REPUBLIKA.CO.ID, YOGYAKARTA -- Menteri Koordinator Bidang Politik, Hukum, dan Keamanan (Menko Polhukam), Tedjo Edhy Purdijatno, meminta Imigrasi memperketat pengecekan warga negara Indonesia (WNI) yang akan pergi ke Timur Tengah, khususnya Turki.
"Ini bukan berarti kami melarang orang bepergian untuk belajar, termasuk ke negara-negara Timur Tengah," katanya setelah menjadi pembicara kunci dalam Orasi Kebangsaan ke-II di Universitas Gadjah Mada (UGM) Yogyakarta, Senin (9/3).
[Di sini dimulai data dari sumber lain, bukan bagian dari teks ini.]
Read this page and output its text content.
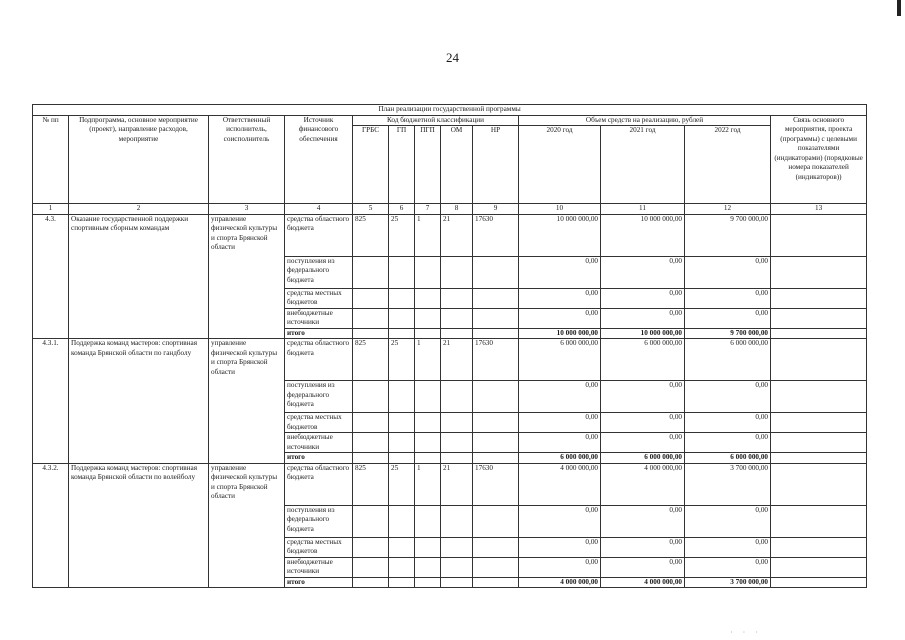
24
План реализации государственной программы												
№ пп	Подпрограмма, основное мероприятие (проект), направление расходов, мероприятие	Ответственный исполнитель, соисполнитель	Источник финансового обеспечения	Код бюджетной классификации					Объем средств на реализацию, рублей			Связь основного мероприятия, проекта (программы) с целевыми показателями (индикаторами) (порядковые номера показателей (индикаторов))
				ГРБС	ГП	ПГП	ОМ	НР	2020 год	2021 год	2022 год	
1	2	3	4	5	6	7	8	9	10	11	12	13
4.3.	Оказание государственной поддержки спортивным сборным командам	управление физической культуры и спорта Брянской области	средства областного бюджета	825	25	1	21	17630	10 000 000,00	10 000 000,00	9 700 000,00	
			поступления из федерального бюджета						0,00	0,00	0,00	
			средства местных бюджетов						0,00	0,00	0,00	
			внебюджетные источники						0,00	0,00	0,00	
			итого						10 000 000,00	10 000 000,00	9 700 000,00	
4.3.1.	Поддержка команд мастеров: спортивная команда Брянской области по гандболу	управление физической культуры и спорта Брянской области	средства областного бюджета	825	25	1	21	17630	6 000 000,00	6 000 000,00	6 000 000,00	
			поступления из федерального бюджета						0,00	0,00	0,00	
			средства местных бюджетов						0,00	0,00	0,00	
			внебюджетные источники						0,00	0,00	0,00	
			итого						6 000 000,00	6 000 000,00	6 000 000,00	
4.3.2.	Поддержка команд мастеров: спортивная команда Брянской области по волейболу	управление физической культуры и спорта Брянской области	средства областного бюджета	825	25	1	21	17630	4 000 000,00	4 000 000,00	3 700 000,00	
			поступления из федерального бюджета						0,00	0,00	0,00	
			средства местных бюджетов						0,00	0,00	0,00	
			внебюджетные источники						0,00	0,00	0,00	
			итого						4 000 000,00	4 000 000,00	3 700 000,00	
· · ·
Namun, katanya, orang yang sudah ada indikasi bergerak ke arah sana harus dicek betul data-datanya, untuk mengantisipasi kembali munculnya WNI yang bergabung dengan ISIS.
Menurut dia, Polri dan Badan Intelijen Negara (BIN) saat ini telah memiliki data-data warga negara yang memiliki indikasi rentan akan bergabung dengan ISIS.
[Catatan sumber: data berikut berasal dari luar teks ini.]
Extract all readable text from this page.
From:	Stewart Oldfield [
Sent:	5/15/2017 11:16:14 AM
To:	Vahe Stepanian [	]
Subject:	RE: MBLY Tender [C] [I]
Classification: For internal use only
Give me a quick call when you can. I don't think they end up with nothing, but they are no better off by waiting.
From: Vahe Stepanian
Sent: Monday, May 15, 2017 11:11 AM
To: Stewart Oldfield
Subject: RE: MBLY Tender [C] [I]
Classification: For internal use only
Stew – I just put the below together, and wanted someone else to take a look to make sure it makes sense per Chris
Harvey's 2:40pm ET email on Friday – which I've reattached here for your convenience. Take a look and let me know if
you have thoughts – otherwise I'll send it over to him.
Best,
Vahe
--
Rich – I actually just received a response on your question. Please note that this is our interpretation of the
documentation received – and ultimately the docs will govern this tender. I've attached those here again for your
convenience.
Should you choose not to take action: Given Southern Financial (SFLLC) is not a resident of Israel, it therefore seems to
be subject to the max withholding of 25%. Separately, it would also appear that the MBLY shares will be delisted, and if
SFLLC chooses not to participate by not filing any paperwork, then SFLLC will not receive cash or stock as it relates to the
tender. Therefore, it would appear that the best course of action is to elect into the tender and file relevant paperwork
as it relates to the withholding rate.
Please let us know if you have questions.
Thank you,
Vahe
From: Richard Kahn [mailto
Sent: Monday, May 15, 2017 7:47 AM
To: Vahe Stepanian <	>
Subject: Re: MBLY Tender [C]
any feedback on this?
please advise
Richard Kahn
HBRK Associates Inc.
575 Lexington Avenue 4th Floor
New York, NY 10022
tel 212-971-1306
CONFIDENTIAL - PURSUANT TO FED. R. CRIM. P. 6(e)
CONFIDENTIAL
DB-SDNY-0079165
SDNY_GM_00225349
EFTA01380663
"Data itu selanjutnya akan diserahkan kepada pihak Imigrasi untuk pencegahan," kata dia.
Sesuai pengamatan BIN, ia mengatakan, di Indonesia hingga saat ini memang masih ada jaringan militan lokal yang memiliki kaitan dengan jaringan militan internasional.
"Memang masih ada (kelompok militan), khususnya di Bima dan Poso," kata dia.
Mengenai 16 WNI asal Surabaya dan Solo yang diduga hilang di Turki karena bergabung dengan jaringan Negara Islam Irak dan Suriah (ISIS), dia mengatakan telah mengonfirmasi ke Konsulat Jenderal Republik Indonesia (KJRI) di Turki.
"Dari laporan Kedutaan Indonesia di Turki, memang diduga ke arah sana (bergabung dengan ISIS)," kata dia.
Menurut Tedjo, akan ada tindakan hukum apabila 16 WNI yang diduga bergabung dengan ISIS tersebut kembali ke Indonesia.
"Tentu nanti kami akan ada tindakan hukum," kata dia.
Sebelumnya, sebanyak 16 WNI dilaporkan hilang di Turki sewaktu berwisata, namun rumor yang beredar menyebutkan mereka kemungkinan bergabung ISIS mengingat Turki berbatasan dengan Irak dan Suriah yang wilayahnya dikuasai ISIS.